The ethical calculus for vaccine distribution is "effectively applying the golden rule," she said, or asking what the United States might consider reasonable if other countries had unused vaccine doses but still needed to vaccinate a high percentage of their populations.  

On Friday, White House press secretary Jen Psaki defended keeping the AstraZeneca vaccine doses in the United States, saying, "The president's priority and focus is on ensuring that the American people are vaccinated," and citing the need to be "oversupplied and over-prepared" in the vaccine rollout.

"There are still 1,400 people who are dying in our country every single day, and we need to focus on addressing that," she said.

Asked on Monday when countries in need of a COVID vaccine could have access to U.S. doses, Psaki said that "we are engaged with a range of countries." Biden in February pledged $4 billion to an effort to promote vaccines in developing countries.

Furthermore, several European countries-including Germany, France, Italy, and Spain-have already suspended distribution of the AstraZeneca vaccine because of concerns about blood clots, the AP reported on Tuesday. The World Health Organization and the EU's European Medicines Agency have maintained there is no direct connection between the vaccine and reported blood clots, and have said the vaccine is safe for use.

Pope Francis has been outspoken on the need for coronavirus vaccines, once they were developed, to be available to poor and developing countries.

In an August 19, 2020 audience, Pope Francis said that a COVID vaccine must be "universal and for all," rather than "the property of this nation or another." In his Christmas Urbi et Orbi blessing, he reiterated his point that a vaccine must be "for all."
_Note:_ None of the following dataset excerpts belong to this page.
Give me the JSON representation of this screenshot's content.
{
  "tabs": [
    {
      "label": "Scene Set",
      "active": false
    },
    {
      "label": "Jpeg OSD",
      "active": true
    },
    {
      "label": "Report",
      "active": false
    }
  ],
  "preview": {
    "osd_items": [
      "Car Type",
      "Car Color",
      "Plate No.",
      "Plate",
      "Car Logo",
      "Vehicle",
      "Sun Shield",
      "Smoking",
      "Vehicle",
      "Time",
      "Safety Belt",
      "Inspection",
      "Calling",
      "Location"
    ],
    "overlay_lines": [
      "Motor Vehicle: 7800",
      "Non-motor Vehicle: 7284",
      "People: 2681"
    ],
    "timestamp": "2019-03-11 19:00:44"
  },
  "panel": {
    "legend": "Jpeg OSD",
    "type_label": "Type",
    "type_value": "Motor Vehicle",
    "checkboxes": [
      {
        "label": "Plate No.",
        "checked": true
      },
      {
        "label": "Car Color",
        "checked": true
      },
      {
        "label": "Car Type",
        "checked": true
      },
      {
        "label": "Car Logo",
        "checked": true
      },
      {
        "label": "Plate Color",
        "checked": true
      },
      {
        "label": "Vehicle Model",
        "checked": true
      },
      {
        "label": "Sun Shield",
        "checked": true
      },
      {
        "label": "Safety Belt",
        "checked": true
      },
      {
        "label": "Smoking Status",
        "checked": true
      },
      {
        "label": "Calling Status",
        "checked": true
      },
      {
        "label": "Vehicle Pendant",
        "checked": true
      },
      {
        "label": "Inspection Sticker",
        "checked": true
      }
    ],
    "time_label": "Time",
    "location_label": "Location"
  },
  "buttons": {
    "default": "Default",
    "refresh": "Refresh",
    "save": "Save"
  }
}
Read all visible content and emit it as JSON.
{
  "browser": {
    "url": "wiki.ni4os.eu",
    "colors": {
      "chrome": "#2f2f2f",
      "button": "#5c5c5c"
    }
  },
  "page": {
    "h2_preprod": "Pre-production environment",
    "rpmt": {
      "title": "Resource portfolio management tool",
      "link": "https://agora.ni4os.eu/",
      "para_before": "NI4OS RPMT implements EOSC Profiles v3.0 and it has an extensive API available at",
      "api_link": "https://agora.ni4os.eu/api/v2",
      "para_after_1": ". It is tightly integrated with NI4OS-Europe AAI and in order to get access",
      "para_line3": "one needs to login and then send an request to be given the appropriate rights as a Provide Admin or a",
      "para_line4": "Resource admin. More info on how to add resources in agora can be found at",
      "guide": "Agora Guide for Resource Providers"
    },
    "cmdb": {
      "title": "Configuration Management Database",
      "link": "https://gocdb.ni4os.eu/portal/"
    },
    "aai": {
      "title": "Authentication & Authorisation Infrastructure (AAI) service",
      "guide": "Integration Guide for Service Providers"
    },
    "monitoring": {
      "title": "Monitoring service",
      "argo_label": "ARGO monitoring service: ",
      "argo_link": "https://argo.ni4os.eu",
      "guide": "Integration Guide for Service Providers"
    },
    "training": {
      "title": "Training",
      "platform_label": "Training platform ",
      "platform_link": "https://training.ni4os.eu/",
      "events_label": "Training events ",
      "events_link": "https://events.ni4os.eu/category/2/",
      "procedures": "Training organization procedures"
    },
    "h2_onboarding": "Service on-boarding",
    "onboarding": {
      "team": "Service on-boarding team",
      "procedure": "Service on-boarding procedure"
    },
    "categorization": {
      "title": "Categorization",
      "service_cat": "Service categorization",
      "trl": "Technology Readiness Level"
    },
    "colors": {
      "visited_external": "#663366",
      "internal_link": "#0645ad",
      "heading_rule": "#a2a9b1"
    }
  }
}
"I ask everyone -- government leaders, businesses, international organizations -- to foster cooperation and not competition, and to seek a solution for everyone: vaccines for all, especially for the most vulnerable and needy of all regions of the planet. Before all others: the most vulnerable and needy!" Pope Francis said.

The Catholic doctrine of the universal destination of goods does apply in the vaccine distribution conversation, Moschella explained to CNA.

"When it comes to the genuinely superfluous goods that one person has, those goods really in some sense are the property-morally speaking, 'belong to'-the others who are in dire need of them," Moschella said.

However, she added that more information is needed on why the Biden administration is not sending the vaccine abroad. For instance, officials could be reasonably certain that FDA approval for the vaccine is not far away-and with many Americans yet to be vaccinated, the approval could present an opportunity to more quickly achieve herd immunity.

If the United States eventually achieves herd immunity and still has extra vaccine doses on hand with other countries in need of them, she said, the doses at that point could probably be considered superfluous and it could be wrong to keep them in the United States.

Other questions apply to this conversation, too, Brehany noted-namely the high mortality rate of developed countries in the Northern Hemisphere. According to Johns Hopkins University, Czechia has the highest mortality rate from COVID-19 in the world, followed by the United Kingdom, Hungary, Italy, and then the United States.

A high mortality rate might be another reason for the United States to hold on to doses of the AstraZeneca vaccine, with so much of its population still yet to be vaccinated, he said.

Ultimately, the vaccine should be made available to other countries not out of any national interest for the United States, but because citizens of these countries are fellow human beings, Brehany emphasized.